Girolme assustou-se e disparou o olhar amedrontado para os cantos escondidos do quarto. Depois, notando que a imaginação o estava a tramar, aproximou-se de Alberto e disse num tom de voz calmo e espaçado:
– Está tudo bem… nós chegámos de Fátima e vamos para Maceira Dão… vossemecê deu-me uma boleia… nã existe mais ninguém aqui… está tudo bem… tenha calma.
Alberto esperou um pouco, como se aguardasse a concretização das palavras que Girolme anunciara. Por fim, começou a chorar, batendo com as mãos na cabeça. Sem saber o que fazer, Girolme foi sentar-se ao seu lado, na borda da cama, e tentou acalmá-lo.
– Eu… não sou um homem, sou um fantasma. E vou ter de andar por aqui até que todos os meus pecados sejam pagos; até que todos os homens que matei fiquem em descanso; até que as mulheres… oh, meu Deus… o que é que eu fiz…

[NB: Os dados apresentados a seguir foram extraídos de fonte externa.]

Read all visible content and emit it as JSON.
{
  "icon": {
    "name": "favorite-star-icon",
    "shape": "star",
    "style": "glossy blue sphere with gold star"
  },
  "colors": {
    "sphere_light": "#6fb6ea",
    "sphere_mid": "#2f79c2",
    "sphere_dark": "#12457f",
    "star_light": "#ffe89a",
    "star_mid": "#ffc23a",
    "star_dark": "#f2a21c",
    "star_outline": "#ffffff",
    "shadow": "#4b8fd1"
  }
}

– Vai ficar tudo bem, tenha calma – interrompeu Girolme.
– Tudo bem?! Como é que pode ficar tudo bem? Ficou tudo bem para o Joca? Nada fica bem. Você não compreende… você não esteve lá.
– Eu também já passei por algumas coisas na vida e olhe que ainda agora me custam – revelou Girolme.
Alberto olhou-o de soslaio e com desconsideração, dizendo depois:
– Alguma vez segurou a mão de um amigo enquanto ele se esvaía em sangue e sem que você pudesse fazer alguma coisa para o ajudar? Alguma vez teve de… matar? Alguma vez se viu enfiado até ao pescoço, durante três dias, rodeado de morte? Você… não faz ideia… não me diga que vai ficar tudo bem!
Girolme, que sempre se imaginara um sofredor por natureza, ficou estarrecido ao saber que ele vivera circunstâncias que pareciam ter sido escritas pelo diabo. Sentiu então um enorme pesar por Alberto. Permaneceu depois num silêncio triste, com as mãos abertas postas sobre a cama e a vontade envolta numa inoperância latente.